From natural language to formal specification languages, almost all kind of languages have been proposed to be used for the description of requirements. However, the use of natural language is unavoidable, even if the problem can be specified formally, and the team believes that it is worth the effort, it is necessary to use natural language to communicate with end users.

To deal with the vagueness of natural language techniques have been proposed to write clearly and concisely by using short sentences, avoiding redundancy, using simple words, etc. Structured natural language approaches, like the Volere Template, enriches natural language with a structure that enforces some of the qualities of a requirements specification. These templates define the elements that a particular kind of requirement should have and provide check lists to enforce completeness. Additionally, to support traceability, they provide elements to describe dependences between requirements, the identification of the source of requirements, and the modules that implement them.

The structured natural languages have an implicit model which permits some level of checking of the requirement descriptions’ qualities. However, this verification is informal and human error-prone. Formal requirements specification languages make this model explicit to support the automatic verification of the requirement specifications’ qualities, like their consistency, which means that there are no two requirements which cannot be simultaneously implemented by a system.

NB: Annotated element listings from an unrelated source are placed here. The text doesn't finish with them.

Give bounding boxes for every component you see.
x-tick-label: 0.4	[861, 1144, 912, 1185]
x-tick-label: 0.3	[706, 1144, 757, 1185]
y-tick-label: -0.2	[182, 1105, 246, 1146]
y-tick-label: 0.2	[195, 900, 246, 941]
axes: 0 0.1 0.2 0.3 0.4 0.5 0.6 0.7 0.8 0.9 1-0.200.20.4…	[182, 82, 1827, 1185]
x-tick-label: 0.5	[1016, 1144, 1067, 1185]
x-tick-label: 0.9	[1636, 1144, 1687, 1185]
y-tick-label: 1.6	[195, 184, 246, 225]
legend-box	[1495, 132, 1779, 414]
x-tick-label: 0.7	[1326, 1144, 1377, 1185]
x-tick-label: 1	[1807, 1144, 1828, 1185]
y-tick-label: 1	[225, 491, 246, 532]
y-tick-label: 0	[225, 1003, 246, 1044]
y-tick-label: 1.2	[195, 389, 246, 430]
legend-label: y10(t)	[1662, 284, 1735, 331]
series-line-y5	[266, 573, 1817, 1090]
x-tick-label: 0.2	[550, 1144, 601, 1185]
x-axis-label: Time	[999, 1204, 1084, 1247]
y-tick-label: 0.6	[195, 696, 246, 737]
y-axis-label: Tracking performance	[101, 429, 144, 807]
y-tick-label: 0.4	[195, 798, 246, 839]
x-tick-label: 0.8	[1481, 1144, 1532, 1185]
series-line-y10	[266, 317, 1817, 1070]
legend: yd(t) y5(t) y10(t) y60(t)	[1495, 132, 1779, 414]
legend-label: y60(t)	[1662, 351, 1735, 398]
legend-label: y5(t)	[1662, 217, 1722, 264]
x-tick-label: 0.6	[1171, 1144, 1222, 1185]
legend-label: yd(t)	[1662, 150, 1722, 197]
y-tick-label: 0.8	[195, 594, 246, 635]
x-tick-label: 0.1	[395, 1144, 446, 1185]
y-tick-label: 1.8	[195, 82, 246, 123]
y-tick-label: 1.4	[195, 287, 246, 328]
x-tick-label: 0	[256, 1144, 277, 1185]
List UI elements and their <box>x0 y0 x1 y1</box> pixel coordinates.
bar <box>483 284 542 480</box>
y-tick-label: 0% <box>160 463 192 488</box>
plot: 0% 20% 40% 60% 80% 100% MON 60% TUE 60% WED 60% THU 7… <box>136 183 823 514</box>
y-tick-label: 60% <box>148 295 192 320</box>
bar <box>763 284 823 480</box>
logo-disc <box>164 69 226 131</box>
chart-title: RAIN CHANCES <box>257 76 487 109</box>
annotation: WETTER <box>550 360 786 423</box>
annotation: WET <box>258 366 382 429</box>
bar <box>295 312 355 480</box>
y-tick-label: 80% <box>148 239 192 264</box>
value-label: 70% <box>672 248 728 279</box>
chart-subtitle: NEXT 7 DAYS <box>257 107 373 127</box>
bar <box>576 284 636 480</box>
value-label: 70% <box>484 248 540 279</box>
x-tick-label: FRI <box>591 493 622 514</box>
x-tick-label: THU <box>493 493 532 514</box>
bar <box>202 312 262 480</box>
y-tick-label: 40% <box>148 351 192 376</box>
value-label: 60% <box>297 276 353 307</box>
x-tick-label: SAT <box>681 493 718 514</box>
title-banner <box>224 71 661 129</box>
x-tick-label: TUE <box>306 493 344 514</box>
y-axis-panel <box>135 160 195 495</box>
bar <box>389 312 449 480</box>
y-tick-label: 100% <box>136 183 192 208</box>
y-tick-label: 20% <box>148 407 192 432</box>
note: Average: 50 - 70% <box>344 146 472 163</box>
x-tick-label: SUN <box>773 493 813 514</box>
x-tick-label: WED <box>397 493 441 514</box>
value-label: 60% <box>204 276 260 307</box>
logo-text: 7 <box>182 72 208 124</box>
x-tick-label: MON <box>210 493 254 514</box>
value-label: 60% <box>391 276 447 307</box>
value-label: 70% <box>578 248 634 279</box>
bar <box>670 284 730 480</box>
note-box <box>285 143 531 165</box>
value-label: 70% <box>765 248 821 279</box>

In the middle of the spectrum between the use of natural and formal languages for requirements specification we can find semi-formal languages and notations, like UML, which allow descriptions that are closer to the implementation context. For instance, UML may be adequate if the system is going to be implement according to the object-oriented paradigm. UML intends to provide seamless a set of languages which cover from structured natural language, like for instance a use case description, to behavioral models, like for instance a statechart diagram, where the latter can be use for implementation or simulation. Some Model-driven engineering approaches extend UML to support executable descriptions and avoid the need of double validation, of the requirements specification and of the final software artefact.

Agile methods propose specification-by-example, where the requirements are described in terms of test-cases. By using specification-by-example the requirements have the verifiability quality, but they cannot be easily reviewed by other stakeholders than developers. Besides test-cases execution, reviews, formal verification and prototyping are the techniques used for requirements validation.

Which requirements specification languages to use and how formal they can be depends on the stakeholders ability to understands formal models and how sound should be the requirement descriptions. Critical systems, where the loss associated with failures is high, need a rigours verification of the quality of the requirements descriptions, which results in more costly systems which will take longer to develop.